BTW I've not had to scape ice off a windscreen so far this winter - a decade ago it was a common way of starting the day.
NZ is lucky to have Shaw and Genter having some say in Government policy. They're the ones who have the expertise in adaption to climate change. They're investigated the kinds of best policies for us.
They're save NZ taxpayers in the long run by being proactive now.
Earth continues to warm at about 1.2°C/century, same as last 40 years in satellite data. Sea level continues to rise at about 1-2mm/year same as it has for last 100+ years. (though was faster in mid 20th C). Evidence for acceleration is equivocal. Meanwhile we are quite obviously at start of huge shift (based on pure economic merit) to PV/battery as primary energy source, that will lead in a couple of decades to falling fuel use. For NZ climate change is the equivalent of moving 1-200km north. A move most would actually prefer from a comfort and economics (farm productivity) point of view. The apocalypse, isn't.
That sudden SLR could easily come from the sudden awakening of the 138+ volcanoes under Antarctica, but I'm not so convinced that driving EV's and exhaling minimally is gonna change a thing there.....
The demise of the Green party started with how they played the Meteira Turia debacle. They chose to be a radical left socialist party that will forever reside to the left of Labour... the inference being a vote for the greens is effectively a vote for Labour.

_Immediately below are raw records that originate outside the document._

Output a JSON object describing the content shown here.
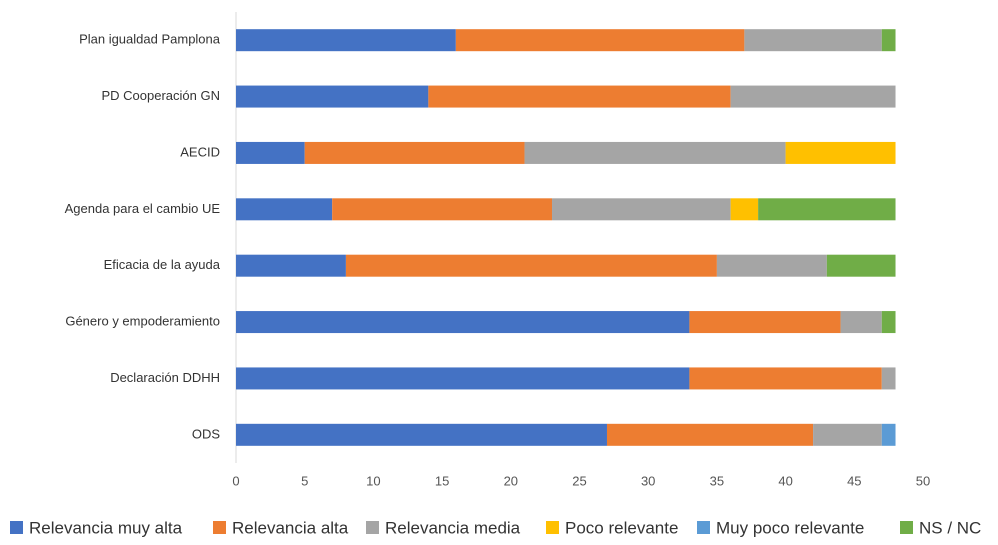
{
  "chart_data": {
    "type": "stacked-bar-horizontal",
    "categories": [
      "Plan igualdad Pamplona",
      "PD Cooperación GN",
      "AECID",
      "Agenda para el cambio UE",
      "Eficacia de la ayuda",
      "Género y empoderamiento",
      "Declaración DDHH",
      "ODS"
    ],
    "series": [
      {
        "name": "Relevancia muy alta",
        "color": "#4472c4",
        "values": [
          16,
          14,
          5,
          7,
          8,
          33,
          33,
          27
        ]
      },
      {
        "name": "Relevancia alta",
        "color": "#ed7d31",
        "values": [
          21,
          22,
          16,
          16,
          27,
          11,
          14,
          15
        ]
      },
      {
        "name": "Relevancia media",
        "color": "#a5a5a5",
        "values": [
          10,
          12,
          19,
          13,
          8,
          3,
          1,
          5
        ]
      },
      {
        "name": "Poco relevante",
        "color": "#ffc000",
        "values": [
          0,
          0,
          8,
          2,
          0,
          0,
          0,
          0
        ]
      },
      {
        "name": "Muy poco relevante",
        "color": "#5b9bd5",
        "values": [
          0,
          0,
          0,
          0,
          0,
          0,
          0,
          1
        ]
      },
      {
        "name": "NS / NC",
        "color": "#70ad47",
        "values": [
          1,
          0,
          0,
          10,
          5,
          1,
          0,
          0
        ]
      }
    ],
    "xlim": [
      0,
      50
    ],
    "xticks": [
      0,
      5,
      10,
      15,
      20,
      25,
      30,
      35,
      40,
      45,
      50
    ],
    "grid": false,
    "legend": "bottom"
  }
}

The sad thing is had they any inkling of how to play their hand, they could have positioned themselves back to their roots of an environmentally focussed party that was able to work with National and Labour. Greens leadership stupidly made it clear prior to the election that they couldn't work with National.... and gave them absolutely no bargaining power in terms of negotiating a coalition agreement or supply and confidence agreement.
We should remember, NZ First have 9 seats and the Greens have 8... so why does NZ First get so much out of the current arrangement... because they inferred they could work with National and it strengthened their bargaining stance... even though it has become apparent that Winston never had any intention of siding with National. Why didn't the Greens infer the same?

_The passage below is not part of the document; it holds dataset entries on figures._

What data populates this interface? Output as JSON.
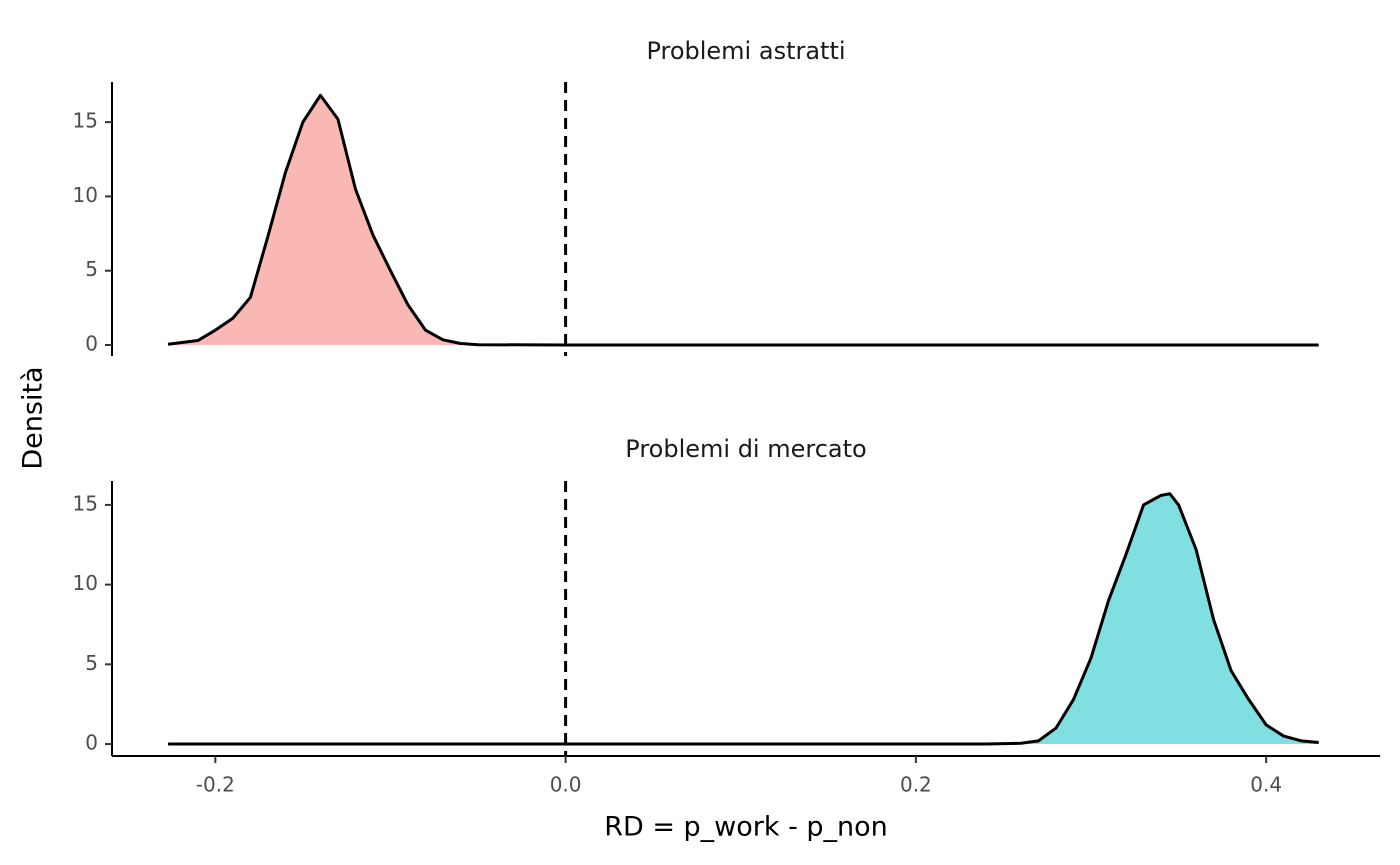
{
  "chart_data": [
    {
      "type": "density",
      "title": "Problemi astratti",
      "ylabel": "Densità",
      "x": [
        -0.227,
        -0.21,
        -0.2,
        -0.19,
        -0.18,
        -0.17,
        -0.16,
        -0.15,
        -0.14,
        -0.13,
        -0.12,
        -0.11,
        -0.1,
        -0.09,
        -0.08,
        -0.07,
        -0.06,
        -0.05,
        0.0,
        0.43
      ],
      "values": [
        0.05,
        0.3,
        1.0,
        1.8,
        3.2,
        7.3,
        11.6,
        15.0,
        16.8,
        15.2,
        10.5,
        7.4,
        5.0,
        2.7,
        1.0,
        0.35,
        0.1,
        0.02,
        0,
        0
      ],
      "color": "#fab8b4",
      "vline": 0,
      "xlim": [
        -0.259,
        0.465
      ],
      "ylim": [
        -0.74,
        17.7
      ],
      "yticks": [
        0,
        5,
        10,
        15
      ]
    },
    {
      "type": "density",
      "title": "Problemi di mercato",
      "xlabel": "RD = p_work - p_non",
      "x": [
        -0.227,
        0.24,
        0.26,
        0.27,
        0.28,
        0.29,
        0.3,
        0.31,
        0.32,
        0.33,
        0.34,
        0.345,
        0.35,
        0.36,
        0.37,
        0.38,
        0.39,
        0.4,
        0.41,
        0.42,
        0.43
      ],
      "values": [
        0,
        0,
        0.05,
        0.2,
        1.0,
        2.8,
        5.4,
        9.0,
        11.9,
        15.0,
        15.6,
        15.7,
        15.0,
        12.2,
        7.8,
        4.6,
        2.8,
        1.2,
        0.5,
        0.2,
        0.1
      ],
      "color": "#80dfe0",
      "vline": 0,
      "xlim": [
        -0.259,
        0.465
      ],
      "ylim": [
        -0.75,
        16.5
      ],
      "yticks": [
        0,
        5,
        10,
        15
      ],
      "xticks": [
        -0.2,
        {
          "value": 0,
          "label": "0.0"
        },
        0.2,
        0.4
      ]
    }
  ]
}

The Greens have become politically irrelevant and they only have themselves to blame.
For the National Party/supportors to continue to dream about the Greens "working" with National to form a government only plays into Labour Green court.

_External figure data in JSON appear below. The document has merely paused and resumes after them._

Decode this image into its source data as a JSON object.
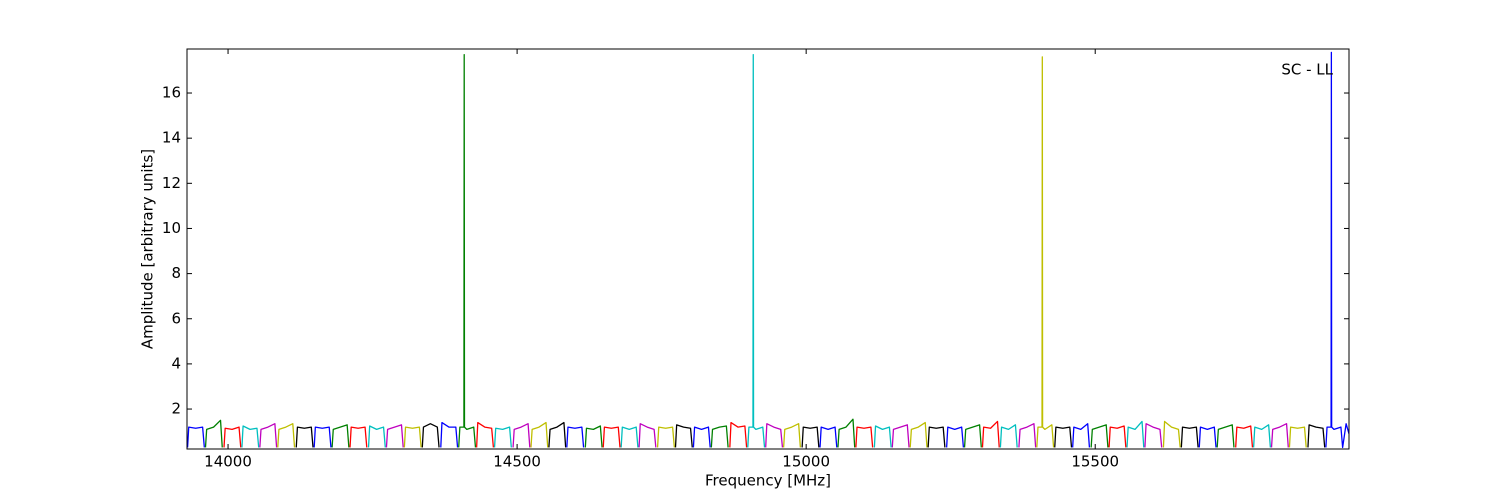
{
  "chart_data": {
    "type": "line",
    "xlabel": "Frequency [MHz]",
    "ylabel": "Amplitude [arbitrary units]",
    "annotation": "SC - LL",
    "xlim": [
      13929,
      15939
    ],
    "ylim": [
      0.23,
      17.95
    ],
    "xticks": [
      14000,
      14500,
      15000,
      15500
    ],
    "yticks": [
      2,
      4,
      6,
      8,
      10,
      12,
      14,
      16
    ],
    "grid": false,
    "series": [
      {
        "color": "#0000ff",
        "x": [
          13930,
          13932,
          13944,
          13956,
          13959
        ],
        "values": [
          0.3,
          1.2,
          1.15,
          1.2,
          0.3
        ]
      },
      {
        "color": "#008000",
        "x": [
          13961,
          13963,
          13975,
          13987,
          13990
        ],
        "values": [
          0.3,
          1.1,
          1.2,
          1.5,
          0.3
        ]
      },
      {
        "color": "#ff0000",
        "x": [
          13993,
          13995,
          14007,
          14019,
          14022
        ],
        "values": [
          0.3,
          1.15,
          1.1,
          1.2,
          0.3
        ]
      },
      {
        "color": "#00bfbf",
        "x": [
          14024,
          14026,
          14038,
          14050,
          14053
        ],
        "values": [
          0.3,
          1.25,
          1.1,
          1.15,
          0.3
        ]
      },
      {
        "color": "#bf00bf",
        "x": [
          14055,
          14057,
          14069,
          14081,
          14084
        ],
        "values": [
          0.3,
          1.1,
          1.2,
          1.35,
          0.3
        ]
      },
      {
        "color": "#bfbf00",
        "x": [
          14086,
          14088,
          14100,
          14112,
          14115
        ],
        "values": [
          0.3,
          1.1,
          1.2,
          1.35,
          0.3
        ]
      },
      {
        "color": "#000000",
        "x": [
          14118,
          14120,
          14132,
          14144,
          14147
        ],
        "values": [
          0.3,
          1.2,
          1.15,
          1.2,
          0.3
        ]
      },
      {
        "color": "#0000ff",
        "x": [
          14149,
          14151,
          14163,
          14175,
          14178
        ],
        "values": [
          0.3,
          1.2,
          1.15,
          1.2,
          0.3
        ]
      },
      {
        "color": "#008000",
        "x": [
          14180,
          14182,
          14194,
          14206,
          14209
        ],
        "values": [
          0.3,
          1.1,
          1.2,
          1.3,
          0.3
        ]
      },
      {
        "color": "#ff0000",
        "x": [
          14211,
          14213,
          14225,
          14237,
          14240
        ],
        "values": [
          0.3,
          1.2,
          1.15,
          1.2,
          0.3
        ]
      },
      {
        "color": "#00bfbf",
        "x": [
          14243,
          14245,
          14257,
          14269,
          14272
        ],
        "values": [
          0.3,
          1.25,
          1.1,
          1.2,
          0.3
        ]
      },
      {
        "color": "#bf00bf",
        "x": [
          14274,
          14276,
          14288,
          14300,
          14303
        ],
        "values": [
          0.3,
          1.1,
          1.2,
          1.3,
          0.3
        ]
      },
      {
        "color": "#bfbf00",
        "x": [
          14305,
          14307,
          14319,
          14331,
          14334
        ],
        "values": [
          0.3,
          1.2,
          1.15,
          1.2,
          0.3
        ]
      },
      {
        "color": "#000000",
        "x": [
          14336,
          14338,
          14350,
          14362,
          14365
        ],
        "values": [
          0.3,
          1.2,
          1.35,
          1.2,
          0.3
        ]
      },
      {
        "color": "#0000ff",
        "x": [
          14368,
          14370,
          14382,
          14394,
          14397
        ],
        "values": [
          0.3,
          1.4,
          1.2,
          1.2,
          0.3
        ]
      },
      {
        "color": "#008000",
        "x": [
          14399,
          14401,
          14408,
          14408.5,
          14409,
          14413,
          14425,
          14428
        ],
        "values": [
          0.3,
          1.2,
          1.2,
          17.7,
          1.2,
          1.1,
          1.2,
          0.3
        ]
      },
      {
        "color": "#ff0000",
        "x": [
          14430,
          14432,
          14444,
          14456,
          14459
        ],
        "values": [
          0.3,
          1.4,
          1.2,
          1.15,
          0.3
        ]
      },
      {
        "color": "#00bfbf",
        "x": [
          14461,
          14463,
          14475,
          14487,
          14490
        ],
        "values": [
          0.3,
          1.15,
          1.1,
          1.2,
          0.3
        ]
      },
      {
        "color": "#bf00bf",
        "x": [
          14493,
          14495,
          14507,
          14519,
          14522
        ],
        "values": [
          0.3,
          1.1,
          1.2,
          1.35,
          0.3
        ]
      },
      {
        "color": "#bfbf00",
        "x": [
          14524,
          14526,
          14538,
          14550,
          14553
        ],
        "values": [
          0.3,
          1.1,
          1.2,
          1.4,
          0.3
        ]
      },
      {
        "color": "#000000",
        "x": [
          14555,
          14557,
          14569,
          14581,
          14584
        ],
        "values": [
          0.3,
          1.1,
          1.2,
          1.4,
          0.3
        ]
      },
      {
        "color": "#0000ff",
        "x": [
          14586,
          14588,
          14600,
          14612,
          14615
        ],
        "values": [
          0.3,
          1.2,
          1.15,
          1.2,
          0.3
        ]
      },
      {
        "color": "#008000",
        "x": [
          14618,
          14620,
          14632,
          14644,
          14647
        ],
        "values": [
          0.3,
          1.15,
          1.1,
          1.25,
          0.3
        ]
      },
      {
        "color": "#ff0000",
        "x": [
          14649,
          14651,
          14663,
          14675,
          14678
        ],
        "values": [
          0.3,
          1.2,
          1.15,
          1.2,
          0.3
        ]
      },
      {
        "color": "#00bfbf",
        "x": [
          14680,
          14682,
          14694,
          14706,
          14709
        ],
        "values": [
          0.3,
          1.2,
          1.1,
          1.2,
          0.3
        ]
      },
      {
        "color": "#bf00bf",
        "x": [
          14711,
          14713,
          14725,
          14737,
          14740
        ],
        "values": [
          0.3,
          1.35,
          1.2,
          1.1,
          0.3
        ]
      },
      {
        "color": "#bfbf00",
        "x": [
          14743,
          14745,
          14757,
          14769,
          14772
        ],
        "values": [
          0.3,
          1.2,
          1.15,
          1.2,
          0.3
        ]
      },
      {
        "color": "#000000",
        "x": [
          14774,
          14776,
          14788,
          14800,
          14803
        ],
        "values": [
          0.3,
          1.3,
          1.2,
          1.15,
          0.3
        ]
      },
      {
        "color": "#0000ff",
        "x": [
          14805,
          14807,
          14819,
          14831,
          14834
        ],
        "values": [
          0.3,
          1.2,
          1.1,
          1.2,
          0.3
        ]
      },
      {
        "color": "#008000",
        "x": [
          14836,
          14838,
          14850,
          14862,
          14865
        ],
        "values": [
          0.3,
          1.1,
          1.2,
          1.25,
          0.3
        ]
      },
      {
        "color": "#ff0000",
        "x": [
          14868,
          14870,
          14882,
          14894,
          14897
        ],
        "values": [
          0.3,
          1.4,
          1.2,
          1.25,
          0.3
        ]
      },
      {
        "color": "#00bfbf",
        "x": [
          14899,
          14901,
          14908,
          14908.5,
          14909,
          14913,
          14925,
          14928
        ],
        "values": [
          0.3,
          1.2,
          1.2,
          17.7,
          1.2,
          1.1,
          1.2,
          0.3
        ]
      },
      {
        "color": "#bf00bf",
        "x": [
          14930,
          14932,
          14944,
          14956,
          14959
        ],
        "values": [
          0.3,
          1.35,
          1.2,
          1.1,
          0.3
        ]
      },
      {
        "color": "#bfbf00",
        "x": [
          14961,
          14963,
          14975,
          14987,
          14990
        ],
        "values": [
          0.3,
          1.1,
          1.2,
          1.35,
          0.3
        ]
      },
      {
        "color": "#000000",
        "x": [
          14993,
          14995,
          15007,
          15019,
          15022
        ],
        "values": [
          0.3,
          1.2,
          1.15,
          1.2,
          0.3
        ]
      },
      {
        "color": "#0000ff",
        "x": [
          15024,
          15026,
          15038,
          15050,
          15053
        ],
        "values": [
          0.3,
          1.2,
          1.1,
          1.2,
          0.3
        ]
      },
      {
        "color": "#008000",
        "x": [
          15055,
          15057,
          15069,
          15081,
          15084
        ],
        "values": [
          0.3,
          1.1,
          1.2,
          1.55,
          0.3
        ]
      },
      {
        "color": "#ff0000",
        "x": [
          15086,
          15088,
          15100,
          15112,
          15115
        ],
        "values": [
          0.3,
          1.2,
          1.15,
          1.2,
          0.3
        ]
      },
      {
        "color": "#00bfbf",
        "x": [
          15118,
          15120,
          15132,
          15144,
          15147
        ],
        "values": [
          0.3,
          1.25,
          1.1,
          1.2,
          0.3
        ]
      },
      {
        "color": "#bf00bf",
        "x": [
          15149,
          15151,
          15163,
          15175,
          15178
        ],
        "values": [
          0.3,
          1.1,
          1.2,
          1.3,
          0.3
        ]
      },
      {
        "color": "#bfbf00",
        "x": [
          15180,
          15182,
          15194,
          15206,
          15209
        ],
        "values": [
          0.3,
          1.1,
          1.2,
          1.4,
          0.3
        ]
      },
      {
        "color": "#000000",
        "x": [
          15211,
          15213,
          15225,
          15237,
          15240
        ],
        "values": [
          0.3,
          1.2,
          1.15,
          1.2,
          0.3
        ]
      },
      {
        "color": "#0000ff",
        "x": [
          15243,
          15245,
          15257,
          15269,
          15272
        ],
        "values": [
          0.3,
          1.2,
          1.1,
          1.2,
          0.3
        ]
      },
      {
        "color": "#008000",
        "x": [
          15274,
          15276,
          15288,
          15300,
          15303
        ],
        "values": [
          0.3,
          1.1,
          1.2,
          1.3,
          0.3
        ]
      },
      {
        "color": "#ff0000",
        "x": [
          15305,
          15307,
          15319,
          15331,
          15334
        ],
        "values": [
          0.3,
          1.2,
          1.15,
          1.45,
          0.3
        ]
      },
      {
        "color": "#00bfbf",
        "x": [
          15336,
          15338,
          15350,
          15362,
          15365
        ],
        "values": [
          0.3,
          1.2,
          1.1,
          1.3,
          0.3
        ]
      },
      {
        "color": "#bf00bf",
        "x": [
          15368,
          15370,
          15382,
          15394,
          15397
        ],
        "values": [
          0.3,
          1.1,
          1.2,
          1.35,
          0.3
        ]
      },
      {
        "color": "#bfbf00",
        "x": [
          15399,
          15401,
          15408,
          15408.5,
          15409,
          15413,
          15425,
          15428
        ],
        "values": [
          0.3,
          1.2,
          1.2,
          17.6,
          1.2,
          1.1,
          1.3,
          0.3
        ]
      },
      {
        "color": "#000000",
        "x": [
          15430,
          15432,
          15444,
          15456,
          15459
        ],
        "values": [
          0.3,
          1.2,
          1.15,
          1.2,
          0.3
        ]
      },
      {
        "color": "#0000ff",
        "x": [
          15461,
          15463,
          15475,
          15487,
          15490
        ],
        "values": [
          0.3,
          1.2,
          1.1,
          1.35,
          0.3
        ]
      },
      {
        "color": "#008000",
        "x": [
          15493,
          15495,
          15507,
          15519,
          15522
        ],
        "values": [
          0.3,
          1.1,
          1.2,
          1.3,
          0.3
        ]
      },
      {
        "color": "#ff0000",
        "x": [
          15524,
          15526,
          15538,
          15550,
          15553
        ],
        "values": [
          0.3,
          1.2,
          1.15,
          1.25,
          0.3
        ]
      },
      {
        "color": "#00bfbf",
        "x": [
          15555,
          15557,
          15569,
          15581,
          15584
        ],
        "values": [
          0.3,
          1.2,
          1.1,
          1.45,
          0.3
        ]
      },
      {
        "color": "#bf00bf",
        "x": [
          15586,
          15588,
          15600,
          15612,
          15615
        ],
        "values": [
          0.3,
          1.35,
          1.2,
          1.1,
          0.3
        ]
      },
      {
        "color": "#bfbf00",
        "x": [
          15618,
          15620,
          15632,
          15644,
          15647
        ],
        "values": [
          0.3,
          1.45,
          1.2,
          1.1,
          0.3
        ]
      },
      {
        "color": "#000000",
        "x": [
          15649,
          15651,
          15663,
          15675,
          15678
        ],
        "values": [
          0.3,
          1.2,
          1.15,
          1.2,
          0.3
        ]
      },
      {
        "color": "#0000ff",
        "x": [
          15680,
          15682,
          15694,
          15706,
          15709
        ],
        "values": [
          0.3,
          1.2,
          1.1,
          1.2,
          0.3
        ]
      },
      {
        "color": "#008000",
        "x": [
          15711,
          15713,
          15725,
          15737,
          15740
        ],
        "values": [
          0.3,
          1.1,
          1.2,
          1.3,
          0.3
        ]
      },
      {
        "color": "#ff0000",
        "x": [
          15743,
          15745,
          15757,
          15769,
          15772
        ],
        "values": [
          0.3,
          1.2,
          1.15,
          1.25,
          0.3
        ]
      },
      {
        "color": "#00bfbf",
        "x": [
          15774,
          15776,
          15788,
          15800,
          15803
        ],
        "values": [
          0.3,
          1.2,
          1.1,
          1.3,
          0.3
        ]
      },
      {
        "color": "#bf00bf",
        "x": [
          15805,
          15807,
          15819,
          15831,
          15834
        ],
        "values": [
          0.3,
          1.1,
          1.2,
          1.35,
          0.3
        ]
      },
      {
        "color": "#bfbf00",
        "x": [
          15836,
          15838,
          15850,
          15862,
          15865
        ],
        "values": [
          0.3,
          1.2,
          1.15,
          1.2,
          0.3
        ]
      },
      {
        "color": "#000000",
        "x": [
          15868,
          15870,
          15882,
          15894,
          15897
        ],
        "values": [
          0.3,
          1.3,
          1.2,
          1.15,
          0.3
        ]
      },
      {
        "color": "#0000ff",
        "x": [
          15899,
          15901,
          15908,
          15908.5,
          15909,
          15913,
          15925,
          15928,
          15934,
          15939
        ],
        "values": [
          0.3,
          1.2,
          1.2,
          17.8,
          1.2,
          1.1,
          1.2,
          0.3,
          1.35,
          0.9
        ]
      }
    ]
  }
}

Its National that needs to reinvent itself sufficiently to attract more votes!
New Zealand is moving to the Greens
I think National does need to do more to appeal to those who are concerned about the environment and what is left to the next generations (in the tradition of Burke...so surely this is a concern for them?). The problem I think they'll have is people not believing they're genuine in this area. It'll take some time.
If NZ is moving to the Greens then we should demand Greens command themselves better. Why are they getting such a raw deal in this coalition?.. cos Jacinda knows their support is a given. During the negotiations she had to offer plenty to Winston, but the Greens were an afterthought.
They need to infer they could work with National to get a better deal out of Labour... like NZ First did.
Its not about National needing to work with the Greens... its about the Greens needing to sell to Jacinda they could theoretically work with National.
Because of course Dunne and Peters were absolute bosom buddies in parliament.
Because of course the best fit for the Greens is with a party whose leader once said "The environment's reign of terror is over" and another senior member, when asked about Oravida's swamp Kauri activities and the draining of wetlands, replied "I don't care, they are swamps, I don't like swamps". Yup, perfectest fit imaginable.
This says more about Peter Dunne , than The Green Party.
Sell your soul to survive , rather than stick to your policies, albeit in a form that will be acceptable to coalition partners , and future governments. Only difference, I'm having a hard time remembering what United Future's policies were.